Outre la recréation d’un jardin sec méditerranéen, cette promenade extérieure est animée de jeux de hauteur, d’un labyrinthe, d’amphithéâtres extérieurs et de placettes. Des points de vue sur la ville et sur la baie des Anges ont été ménagés en divers endroits, suivant la déclivité de la butte de Saint-Barthélémy et dans le respect du caractère minéral et boisé du lieu lorsqu’il est perçu à distance.
La villa Arson elle-même est conservée au cœur de l’école, comme enchâssée. Elle abrite aujourd’hui les services administratifs. Son enduit ocre-rouge visible sur les gravures du XIXe siècle a été ravivé, accentuant le contraste avec l’intervention contemporaine de Michel Marot, qui a laissé le béton brut de décoffrage sur la terrasse et dans les espaces de circulation et plaqué de millions de galets gris du fleuve Var pour les façades. Ce jeu de textures et de volumétrie accentue les effets d’ombre et de lumière avec les grands arbres centenaires préservés.
Une lumière zénithale
Sous cet immense vaisseau-muraille triangulaire et allongé, se trouvent les salles de cours, les amphithéâtres ainsi que les ateliers de l’école d’art. Desservis par des volées d’escaliers et une très longue rue intérieure, ces espaces sont baignés de lumière zénithale via des pyramidions qui émergent sur les terrasses. Dans les salles, des baies verticales étroites viennent apporter une luminosité diffuse, tout en ménageant les pans de mur pour l’accrochage des œuvres.
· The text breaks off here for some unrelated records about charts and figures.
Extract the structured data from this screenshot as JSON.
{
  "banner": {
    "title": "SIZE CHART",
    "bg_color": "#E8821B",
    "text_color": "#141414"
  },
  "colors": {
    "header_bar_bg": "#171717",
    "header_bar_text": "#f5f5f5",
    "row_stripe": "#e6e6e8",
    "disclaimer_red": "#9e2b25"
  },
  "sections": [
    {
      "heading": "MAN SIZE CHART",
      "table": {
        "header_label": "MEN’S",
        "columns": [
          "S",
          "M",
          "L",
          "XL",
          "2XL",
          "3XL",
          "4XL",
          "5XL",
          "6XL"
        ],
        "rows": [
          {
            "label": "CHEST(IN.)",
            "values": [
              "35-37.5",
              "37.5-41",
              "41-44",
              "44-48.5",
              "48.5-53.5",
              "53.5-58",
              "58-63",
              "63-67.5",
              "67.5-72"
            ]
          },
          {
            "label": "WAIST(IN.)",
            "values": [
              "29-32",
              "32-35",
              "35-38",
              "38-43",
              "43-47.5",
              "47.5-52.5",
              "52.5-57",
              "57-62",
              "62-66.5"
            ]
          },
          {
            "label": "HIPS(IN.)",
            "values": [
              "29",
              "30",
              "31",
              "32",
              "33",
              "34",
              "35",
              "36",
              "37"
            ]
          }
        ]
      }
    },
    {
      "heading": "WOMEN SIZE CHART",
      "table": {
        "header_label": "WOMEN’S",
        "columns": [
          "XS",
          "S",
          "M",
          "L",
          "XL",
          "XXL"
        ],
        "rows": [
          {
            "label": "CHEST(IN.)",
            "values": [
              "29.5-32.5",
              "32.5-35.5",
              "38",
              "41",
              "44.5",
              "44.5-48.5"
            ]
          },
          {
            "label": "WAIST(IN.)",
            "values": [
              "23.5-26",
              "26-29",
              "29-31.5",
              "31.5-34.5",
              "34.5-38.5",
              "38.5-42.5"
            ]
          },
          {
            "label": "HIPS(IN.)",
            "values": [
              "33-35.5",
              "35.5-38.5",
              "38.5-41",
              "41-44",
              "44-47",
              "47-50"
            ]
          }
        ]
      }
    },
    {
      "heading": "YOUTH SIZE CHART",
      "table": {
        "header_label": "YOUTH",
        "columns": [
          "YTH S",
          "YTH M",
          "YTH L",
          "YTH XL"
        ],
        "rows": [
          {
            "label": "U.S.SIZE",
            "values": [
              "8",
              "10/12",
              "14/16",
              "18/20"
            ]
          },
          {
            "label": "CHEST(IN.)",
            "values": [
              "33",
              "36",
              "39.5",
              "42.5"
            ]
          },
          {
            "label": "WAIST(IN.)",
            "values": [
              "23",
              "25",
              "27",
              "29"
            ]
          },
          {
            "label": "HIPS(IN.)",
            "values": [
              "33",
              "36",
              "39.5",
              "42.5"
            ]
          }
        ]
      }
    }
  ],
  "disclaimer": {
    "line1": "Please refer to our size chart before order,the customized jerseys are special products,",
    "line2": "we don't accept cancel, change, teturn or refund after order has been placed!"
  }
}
Très obscure lorsqu’on la rejoint depuis le vaste hall d’entrée, la rue intérieure s’anime et s’éclaire, au fur et à mesure du parcours, par un jeu d’ouvertures zénithales et latérales dont certaines évoquent les pans de verre ondulatoires de Le Corbusier.
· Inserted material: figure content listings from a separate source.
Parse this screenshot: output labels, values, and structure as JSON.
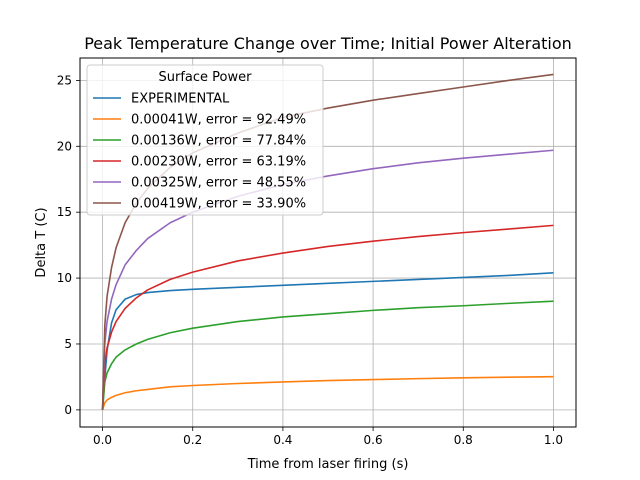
{
  "chart_data": {
    "type": "line",
    "title": "Peak Temperature Change over Time; Initial Power Alteration",
    "xlabel": "Time from laser firing (s)",
    "ylabel": "Delta T (C)",
    "xlim": [
      -0.05,
      1.05
    ],
    "ylim": [
      -1.3,
      26.7
    ],
    "x_ticks": [
      0.0,
      0.2,
      0.4,
      0.6,
      0.8,
      1.0
    ],
    "x_tick_labels": [
      "0.0",
      "0.2",
      "0.4",
      "0.6",
      "0.8",
      "1.0"
    ],
    "y_ticks": [
      0,
      5,
      10,
      15,
      20,
      25
    ],
    "y_tick_labels": [
      "0",
      "5",
      "10",
      "15",
      "20",
      "25"
    ],
    "grid": true,
    "legend": {
      "title": "Surface Power",
      "placement": "top-left"
    },
    "x": [
      0,
      0.005,
      0.01,
      0.02,
      0.03,
      0.05,
      0.075,
      0.1,
      0.15,
      0.2,
      0.3,
      0.4,
      0.5,
      0.6,
      0.7,
      0.8,
      0.9,
      1.0
    ],
    "series": [
      {
        "name": "EXPERIMENTAL",
        "color": "#1f77b4",
        "values": [
          0,
          2.4,
          4.5,
          6.6,
          7.6,
          8.4,
          8.75,
          8.9,
          9.05,
          9.15,
          9.3,
          9.45,
          9.6,
          9.75,
          9.9,
          10.05,
          10.2,
          10.4
        ]
      },
      {
        "name": "0.00041W, error = 92.49%",
        "color": "#ff7f0e",
        "values": [
          0,
          0.55,
          0.75,
          0.95,
          1.1,
          1.3,
          1.45,
          1.55,
          1.75,
          1.85,
          2.0,
          2.12,
          2.22,
          2.3,
          2.37,
          2.43,
          2.48,
          2.52
        ]
      },
      {
        "name": "0.00136W, error = 77.84%",
        "color": "#2ca02c",
        "values": [
          0,
          2.1,
          2.8,
          3.5,
          4.0,
          4.55,
          5.0,
          5.35,
          5.85,
          6.2,
          6.7,
          7.05,
          7.3,
          7.55,
          7.75,
          7.9,
          8.08,
          8.25
        ]
      },
      {
        "name": "0.00230W, error = 63.19%",
        "color": "#d62728",
        "values": [
          0,
          3.5,
          4.7,
          5.9,
          6.7,
          7.7,
          8.5,
          9.1,
          9.9,
          10.45,
          11.3,
          11.9,
          12.4,
          12.8,
          13.15,
          13.45,
          13.72,
          14.0
        ]
      },
      {
        "name": "0.00325W, error = 48.55%",
        "color": "#9467bd",
        "values": [
          0,
          5.0,
          6.7,
          8.4,
          9.5,
          11.0,
          12.1,
          13.0,
          14.2,
          15.0,
          16.2,
          17.1,
          17.75,
          18.3,
          18.75,
          19.1,
          19.4,
          19.7
        ]
      },
      {
        "name": "0.00419W, error = 33.90%",
        "color": "#8c564b",
        "values": [
          0,
          6.4,
          8.6,
          10.8,
          12.3,
          14.2,
          15.7,
          16.8,
          18.4,
          19.5,
          21.0,
          22.2,
          22.9,
          23.5,
          24.0,
          24.5,
          25.0,
          25.45
        ]
      }
    ]
  }
}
Après plus de cent mètres de parcours, une légère pente permet de rejoindre les espaces extérieurs. Ce passage, avec ses changements de luminosité, son effet de rétrécissement puis de dilatation et son traitement intégral en béton brut et pavement de galets, constitue l’une des richesses du projet. L’étudiant dispose d’espaces extérieurs d’une grande qualité, ouverts sur le paysage et sur la mer, verdoyants, parfois secrets, mais lorsqu’il entre dans cet espace dévolu à l’enseignement, l’architecture l’incite à plus d’intériorité.
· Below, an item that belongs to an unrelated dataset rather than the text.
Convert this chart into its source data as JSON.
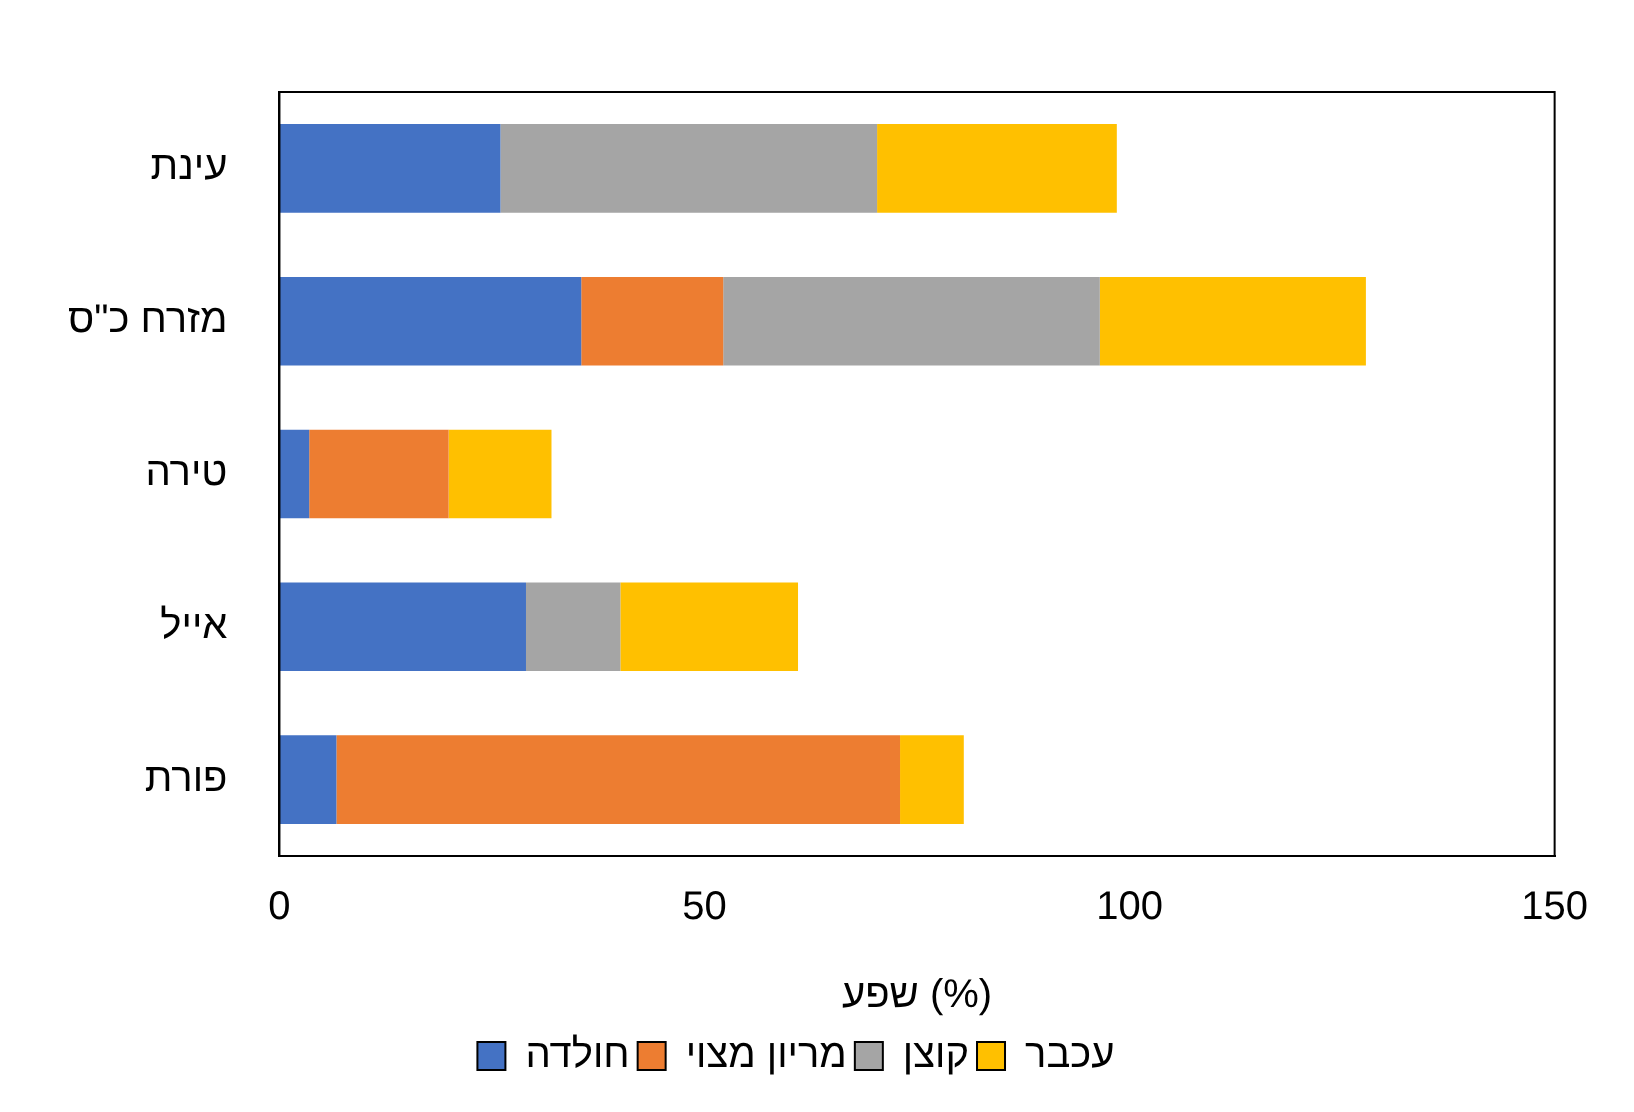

Aujourd’hui, la villa Arson perpétue le triple programme qui lui a été assigné dans les années 1960, permettant aux étudiants de rencontrer des artistes en résidence et d’avoir accès à la création contemporaine la plus récente au sein des galeries d’exposition ou grâce aux œuvres in situ installées de façon permanente à l’intérieur et à l’extérieur de l’école. Pour les quelque 200 élèves inscrits à l’école d’art, cette opportunité, ainsi que le cadre qui les accueille, constitue une opportunité unique en France.